Even greater than cherry-picking verses from the Bible, many heterosexual Christians often still claim that sexuality is a choice. Because of their close-mindedness, they cannot understand that LGBTQ+ individuals are born this way. They were created by God in his image, in all the various degrees of sexuality. They are often so small-minded that they cannot imagine being born anyway other than cisgender heterosexuals. They do not want to open their minds to God’s true words because then they may have to look at themselves and see their own flaws. The only choice we have about our sexuality is whether or not we choose to be our authentic selves the way God created us.

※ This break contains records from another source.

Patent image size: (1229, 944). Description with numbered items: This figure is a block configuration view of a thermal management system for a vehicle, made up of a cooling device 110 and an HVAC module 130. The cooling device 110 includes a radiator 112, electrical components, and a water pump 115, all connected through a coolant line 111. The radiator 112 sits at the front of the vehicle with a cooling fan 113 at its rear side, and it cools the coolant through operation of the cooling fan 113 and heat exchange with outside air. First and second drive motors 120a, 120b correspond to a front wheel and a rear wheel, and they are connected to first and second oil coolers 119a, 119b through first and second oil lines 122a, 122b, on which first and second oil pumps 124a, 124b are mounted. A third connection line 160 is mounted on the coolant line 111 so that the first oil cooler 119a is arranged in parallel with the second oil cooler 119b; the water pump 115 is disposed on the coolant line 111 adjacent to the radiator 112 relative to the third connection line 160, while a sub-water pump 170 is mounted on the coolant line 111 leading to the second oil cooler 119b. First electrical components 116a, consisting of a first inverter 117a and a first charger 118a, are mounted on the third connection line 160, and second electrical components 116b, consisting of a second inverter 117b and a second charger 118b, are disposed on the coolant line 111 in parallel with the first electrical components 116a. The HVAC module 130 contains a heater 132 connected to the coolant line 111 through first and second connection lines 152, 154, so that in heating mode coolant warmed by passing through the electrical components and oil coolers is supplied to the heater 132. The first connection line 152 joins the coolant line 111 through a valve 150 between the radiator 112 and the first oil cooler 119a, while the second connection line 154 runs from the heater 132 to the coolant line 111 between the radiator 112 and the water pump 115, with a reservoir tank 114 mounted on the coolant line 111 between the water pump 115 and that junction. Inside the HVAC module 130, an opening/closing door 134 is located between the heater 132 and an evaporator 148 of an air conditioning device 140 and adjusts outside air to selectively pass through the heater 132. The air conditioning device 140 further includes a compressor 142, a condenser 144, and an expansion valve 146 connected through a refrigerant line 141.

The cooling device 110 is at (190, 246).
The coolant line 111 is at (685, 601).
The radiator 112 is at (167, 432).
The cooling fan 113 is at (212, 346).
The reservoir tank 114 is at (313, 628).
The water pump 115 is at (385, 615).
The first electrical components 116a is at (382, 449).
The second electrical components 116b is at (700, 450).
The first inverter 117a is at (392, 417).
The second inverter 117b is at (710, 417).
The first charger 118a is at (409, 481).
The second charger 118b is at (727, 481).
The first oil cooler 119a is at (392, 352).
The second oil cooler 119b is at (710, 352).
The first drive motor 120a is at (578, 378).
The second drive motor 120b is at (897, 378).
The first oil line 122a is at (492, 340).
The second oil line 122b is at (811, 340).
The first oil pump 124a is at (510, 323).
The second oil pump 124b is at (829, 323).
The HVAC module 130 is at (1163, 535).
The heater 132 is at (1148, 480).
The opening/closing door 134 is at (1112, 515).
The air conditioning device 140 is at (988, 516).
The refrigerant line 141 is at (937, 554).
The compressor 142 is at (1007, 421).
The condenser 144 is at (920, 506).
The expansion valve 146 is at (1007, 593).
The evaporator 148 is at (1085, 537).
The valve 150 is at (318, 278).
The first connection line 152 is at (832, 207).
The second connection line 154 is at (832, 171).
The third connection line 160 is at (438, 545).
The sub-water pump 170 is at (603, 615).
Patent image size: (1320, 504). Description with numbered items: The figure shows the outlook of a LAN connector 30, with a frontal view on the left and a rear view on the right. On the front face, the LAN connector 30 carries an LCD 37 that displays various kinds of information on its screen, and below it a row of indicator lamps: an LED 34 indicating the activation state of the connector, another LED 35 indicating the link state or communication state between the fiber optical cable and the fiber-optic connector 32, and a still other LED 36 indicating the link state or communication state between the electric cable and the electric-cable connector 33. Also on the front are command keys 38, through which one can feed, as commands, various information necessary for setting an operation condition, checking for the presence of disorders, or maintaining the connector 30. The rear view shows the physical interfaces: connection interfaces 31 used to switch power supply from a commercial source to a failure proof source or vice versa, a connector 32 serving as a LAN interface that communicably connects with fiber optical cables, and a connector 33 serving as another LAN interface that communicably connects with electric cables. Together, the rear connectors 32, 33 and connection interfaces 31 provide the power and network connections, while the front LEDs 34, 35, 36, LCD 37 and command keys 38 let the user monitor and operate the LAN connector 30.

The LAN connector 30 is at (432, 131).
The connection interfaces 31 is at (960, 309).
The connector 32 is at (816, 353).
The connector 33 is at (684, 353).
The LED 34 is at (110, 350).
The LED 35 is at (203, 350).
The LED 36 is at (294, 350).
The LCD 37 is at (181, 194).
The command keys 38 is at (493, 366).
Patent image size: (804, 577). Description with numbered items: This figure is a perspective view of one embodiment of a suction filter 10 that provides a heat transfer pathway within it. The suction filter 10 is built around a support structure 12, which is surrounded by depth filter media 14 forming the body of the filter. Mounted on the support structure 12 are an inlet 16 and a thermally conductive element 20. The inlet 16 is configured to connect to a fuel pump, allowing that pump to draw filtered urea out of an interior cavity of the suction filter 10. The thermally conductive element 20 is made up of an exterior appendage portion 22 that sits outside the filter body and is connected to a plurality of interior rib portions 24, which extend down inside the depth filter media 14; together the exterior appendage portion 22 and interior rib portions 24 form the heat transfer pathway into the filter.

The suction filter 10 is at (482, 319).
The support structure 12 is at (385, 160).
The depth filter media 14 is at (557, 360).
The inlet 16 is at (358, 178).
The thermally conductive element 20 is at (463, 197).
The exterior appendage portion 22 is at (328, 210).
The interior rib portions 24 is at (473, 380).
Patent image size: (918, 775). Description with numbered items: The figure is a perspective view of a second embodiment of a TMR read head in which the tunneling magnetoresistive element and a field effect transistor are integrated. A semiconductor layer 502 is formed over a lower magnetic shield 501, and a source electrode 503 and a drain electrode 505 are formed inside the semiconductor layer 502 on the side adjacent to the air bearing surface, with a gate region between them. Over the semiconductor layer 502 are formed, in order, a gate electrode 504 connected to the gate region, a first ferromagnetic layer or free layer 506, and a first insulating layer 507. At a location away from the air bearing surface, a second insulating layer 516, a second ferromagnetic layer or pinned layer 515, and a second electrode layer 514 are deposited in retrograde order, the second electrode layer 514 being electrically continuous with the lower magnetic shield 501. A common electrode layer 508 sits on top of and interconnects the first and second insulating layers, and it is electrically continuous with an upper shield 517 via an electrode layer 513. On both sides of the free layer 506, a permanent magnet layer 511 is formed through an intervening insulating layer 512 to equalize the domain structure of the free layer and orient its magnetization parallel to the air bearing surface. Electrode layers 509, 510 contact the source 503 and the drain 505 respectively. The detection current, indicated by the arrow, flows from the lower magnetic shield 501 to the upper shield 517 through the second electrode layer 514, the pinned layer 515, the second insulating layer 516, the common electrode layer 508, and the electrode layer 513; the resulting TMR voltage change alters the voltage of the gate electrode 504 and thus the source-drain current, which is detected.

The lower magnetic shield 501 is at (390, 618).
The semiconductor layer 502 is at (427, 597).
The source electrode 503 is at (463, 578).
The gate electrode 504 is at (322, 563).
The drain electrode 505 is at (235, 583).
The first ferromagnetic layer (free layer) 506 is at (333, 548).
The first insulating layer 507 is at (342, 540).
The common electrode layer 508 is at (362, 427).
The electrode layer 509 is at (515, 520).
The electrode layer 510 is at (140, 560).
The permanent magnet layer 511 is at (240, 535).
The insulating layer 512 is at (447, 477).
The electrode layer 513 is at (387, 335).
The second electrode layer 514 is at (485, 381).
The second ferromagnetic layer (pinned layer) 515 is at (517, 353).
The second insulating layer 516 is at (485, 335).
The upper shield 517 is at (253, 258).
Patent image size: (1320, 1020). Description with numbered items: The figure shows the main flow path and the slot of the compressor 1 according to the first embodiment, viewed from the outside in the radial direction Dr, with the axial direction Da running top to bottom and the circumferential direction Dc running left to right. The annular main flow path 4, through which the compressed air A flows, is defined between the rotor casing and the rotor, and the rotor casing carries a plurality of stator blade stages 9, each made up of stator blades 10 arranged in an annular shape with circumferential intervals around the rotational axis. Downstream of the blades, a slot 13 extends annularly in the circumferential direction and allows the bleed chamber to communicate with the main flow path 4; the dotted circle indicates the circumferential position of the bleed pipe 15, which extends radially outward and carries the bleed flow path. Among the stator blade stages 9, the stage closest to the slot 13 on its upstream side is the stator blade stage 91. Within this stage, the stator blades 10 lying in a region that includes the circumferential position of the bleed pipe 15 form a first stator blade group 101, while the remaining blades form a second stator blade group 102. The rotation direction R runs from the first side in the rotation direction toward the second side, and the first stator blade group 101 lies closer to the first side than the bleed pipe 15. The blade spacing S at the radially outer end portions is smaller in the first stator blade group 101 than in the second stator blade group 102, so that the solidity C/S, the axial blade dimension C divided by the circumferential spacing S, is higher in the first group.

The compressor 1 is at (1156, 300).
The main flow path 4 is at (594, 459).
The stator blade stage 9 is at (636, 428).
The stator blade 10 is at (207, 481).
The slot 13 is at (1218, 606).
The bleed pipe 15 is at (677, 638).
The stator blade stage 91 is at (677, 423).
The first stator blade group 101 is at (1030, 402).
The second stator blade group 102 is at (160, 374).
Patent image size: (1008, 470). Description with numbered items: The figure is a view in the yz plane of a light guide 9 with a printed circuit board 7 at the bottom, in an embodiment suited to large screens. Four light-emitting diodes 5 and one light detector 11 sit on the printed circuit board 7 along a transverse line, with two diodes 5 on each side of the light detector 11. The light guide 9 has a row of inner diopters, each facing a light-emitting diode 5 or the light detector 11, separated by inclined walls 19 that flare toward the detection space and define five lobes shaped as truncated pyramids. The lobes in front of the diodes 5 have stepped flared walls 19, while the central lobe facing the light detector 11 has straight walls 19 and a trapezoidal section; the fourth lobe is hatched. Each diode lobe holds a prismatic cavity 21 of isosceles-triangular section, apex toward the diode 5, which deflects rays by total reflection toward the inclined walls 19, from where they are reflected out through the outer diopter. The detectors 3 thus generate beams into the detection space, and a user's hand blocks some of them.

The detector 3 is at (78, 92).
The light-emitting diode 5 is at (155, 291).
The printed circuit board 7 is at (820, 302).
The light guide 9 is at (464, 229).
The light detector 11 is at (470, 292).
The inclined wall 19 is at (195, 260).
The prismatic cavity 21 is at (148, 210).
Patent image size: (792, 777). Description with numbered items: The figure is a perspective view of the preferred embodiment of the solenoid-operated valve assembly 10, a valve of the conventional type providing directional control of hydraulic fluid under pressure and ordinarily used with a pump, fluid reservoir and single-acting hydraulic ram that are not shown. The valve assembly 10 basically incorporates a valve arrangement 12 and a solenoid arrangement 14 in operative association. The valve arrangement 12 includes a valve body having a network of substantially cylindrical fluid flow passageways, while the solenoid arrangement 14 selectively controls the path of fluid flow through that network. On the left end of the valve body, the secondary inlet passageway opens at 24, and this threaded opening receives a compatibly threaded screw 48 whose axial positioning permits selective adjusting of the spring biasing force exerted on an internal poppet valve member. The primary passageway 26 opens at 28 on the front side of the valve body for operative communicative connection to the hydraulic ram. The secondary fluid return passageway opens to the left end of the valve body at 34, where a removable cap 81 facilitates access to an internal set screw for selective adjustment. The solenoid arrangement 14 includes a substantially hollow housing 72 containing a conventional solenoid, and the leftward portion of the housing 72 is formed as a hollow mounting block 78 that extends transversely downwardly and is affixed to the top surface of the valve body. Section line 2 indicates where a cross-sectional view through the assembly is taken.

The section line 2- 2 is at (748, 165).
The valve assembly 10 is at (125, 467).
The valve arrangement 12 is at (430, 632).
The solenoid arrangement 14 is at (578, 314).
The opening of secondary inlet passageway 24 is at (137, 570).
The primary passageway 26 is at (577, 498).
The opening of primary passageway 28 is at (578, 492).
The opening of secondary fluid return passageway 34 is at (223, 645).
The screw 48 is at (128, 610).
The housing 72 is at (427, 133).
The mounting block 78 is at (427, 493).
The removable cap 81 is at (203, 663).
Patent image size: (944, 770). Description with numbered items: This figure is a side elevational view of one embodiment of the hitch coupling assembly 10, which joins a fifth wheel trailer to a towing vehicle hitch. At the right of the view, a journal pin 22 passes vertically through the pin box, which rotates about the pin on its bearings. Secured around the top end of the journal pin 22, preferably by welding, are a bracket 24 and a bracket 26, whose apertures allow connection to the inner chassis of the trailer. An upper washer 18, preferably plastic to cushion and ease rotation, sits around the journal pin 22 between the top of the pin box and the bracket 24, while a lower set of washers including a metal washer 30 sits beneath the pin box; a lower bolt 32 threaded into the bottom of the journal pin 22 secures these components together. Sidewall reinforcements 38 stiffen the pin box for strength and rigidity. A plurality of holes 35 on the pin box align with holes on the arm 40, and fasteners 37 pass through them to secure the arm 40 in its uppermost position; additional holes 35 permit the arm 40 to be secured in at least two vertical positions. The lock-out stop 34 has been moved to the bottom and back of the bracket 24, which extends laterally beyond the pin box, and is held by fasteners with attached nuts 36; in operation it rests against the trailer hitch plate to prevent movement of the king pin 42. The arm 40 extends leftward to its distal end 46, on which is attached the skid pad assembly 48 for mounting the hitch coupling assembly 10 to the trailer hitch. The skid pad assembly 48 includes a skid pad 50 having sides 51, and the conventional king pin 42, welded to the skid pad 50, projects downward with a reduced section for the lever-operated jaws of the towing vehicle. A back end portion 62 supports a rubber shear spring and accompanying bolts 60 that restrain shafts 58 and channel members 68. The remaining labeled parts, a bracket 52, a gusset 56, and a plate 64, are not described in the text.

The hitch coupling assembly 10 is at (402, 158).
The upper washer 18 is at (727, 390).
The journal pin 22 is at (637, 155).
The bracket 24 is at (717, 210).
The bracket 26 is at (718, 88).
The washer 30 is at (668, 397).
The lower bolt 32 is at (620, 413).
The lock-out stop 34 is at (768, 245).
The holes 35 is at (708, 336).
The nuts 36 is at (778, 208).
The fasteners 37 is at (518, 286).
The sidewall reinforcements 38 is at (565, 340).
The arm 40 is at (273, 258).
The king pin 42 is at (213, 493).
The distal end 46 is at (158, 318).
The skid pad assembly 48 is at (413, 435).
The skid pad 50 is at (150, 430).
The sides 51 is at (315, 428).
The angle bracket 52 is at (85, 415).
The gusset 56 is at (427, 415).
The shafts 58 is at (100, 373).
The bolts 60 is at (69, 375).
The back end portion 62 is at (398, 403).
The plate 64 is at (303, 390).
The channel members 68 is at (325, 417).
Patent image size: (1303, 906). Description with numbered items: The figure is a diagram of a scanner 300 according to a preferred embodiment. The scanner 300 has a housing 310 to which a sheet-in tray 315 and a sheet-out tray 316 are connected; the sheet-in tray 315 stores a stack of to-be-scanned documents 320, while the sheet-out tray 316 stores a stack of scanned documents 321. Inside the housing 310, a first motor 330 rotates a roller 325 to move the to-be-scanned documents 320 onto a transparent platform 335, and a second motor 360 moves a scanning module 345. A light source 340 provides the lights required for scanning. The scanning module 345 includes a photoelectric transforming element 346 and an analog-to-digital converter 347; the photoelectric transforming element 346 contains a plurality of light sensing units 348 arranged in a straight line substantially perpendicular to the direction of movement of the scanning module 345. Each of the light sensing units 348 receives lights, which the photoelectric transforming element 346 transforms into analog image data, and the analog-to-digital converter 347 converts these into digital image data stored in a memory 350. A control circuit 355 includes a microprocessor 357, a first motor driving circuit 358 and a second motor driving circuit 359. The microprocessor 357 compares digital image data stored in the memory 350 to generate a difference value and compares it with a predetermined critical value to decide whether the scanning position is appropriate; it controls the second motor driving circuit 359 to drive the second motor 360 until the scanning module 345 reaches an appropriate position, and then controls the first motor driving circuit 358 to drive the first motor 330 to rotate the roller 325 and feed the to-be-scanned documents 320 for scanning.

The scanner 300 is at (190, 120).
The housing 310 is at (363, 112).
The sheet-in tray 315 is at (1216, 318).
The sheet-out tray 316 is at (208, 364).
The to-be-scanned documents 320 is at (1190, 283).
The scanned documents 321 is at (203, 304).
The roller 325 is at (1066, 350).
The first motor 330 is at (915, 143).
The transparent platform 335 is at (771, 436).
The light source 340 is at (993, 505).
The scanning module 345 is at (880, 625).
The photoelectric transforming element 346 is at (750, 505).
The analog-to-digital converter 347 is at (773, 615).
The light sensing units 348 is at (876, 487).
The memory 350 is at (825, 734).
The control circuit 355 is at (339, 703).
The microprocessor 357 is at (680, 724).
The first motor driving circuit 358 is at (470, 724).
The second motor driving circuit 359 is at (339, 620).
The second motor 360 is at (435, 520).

As members of the LGBTQ+ community, so many of us for so long have been taught to be ashamed of who we are because we do not fit the predominant image and standard profile of acceptable persons. We have been taught to look at ourselves through lenses that cannot see our true beauty and essence as citizens in society, as people of God, and as children of the greater universe. When we look at ourselves, we must try as best we can to see everything there, but this is sometimes hard to do without a genuine desire to take a hard look and see what's there, to view ourselves clearly, squarely, and freely. The beauty and goodness of what we see sometimes give way to the not so beautiful things that we see, say, and do. We must cast aside all fear in taking that honest look if we are to grow into a greater awareness of who we really are and what we can ultimately become as genuine persons of promise and value.
*Added for clarification.
This post is a repost from June 2021. I’m reposting it today because today is Vermont Pride.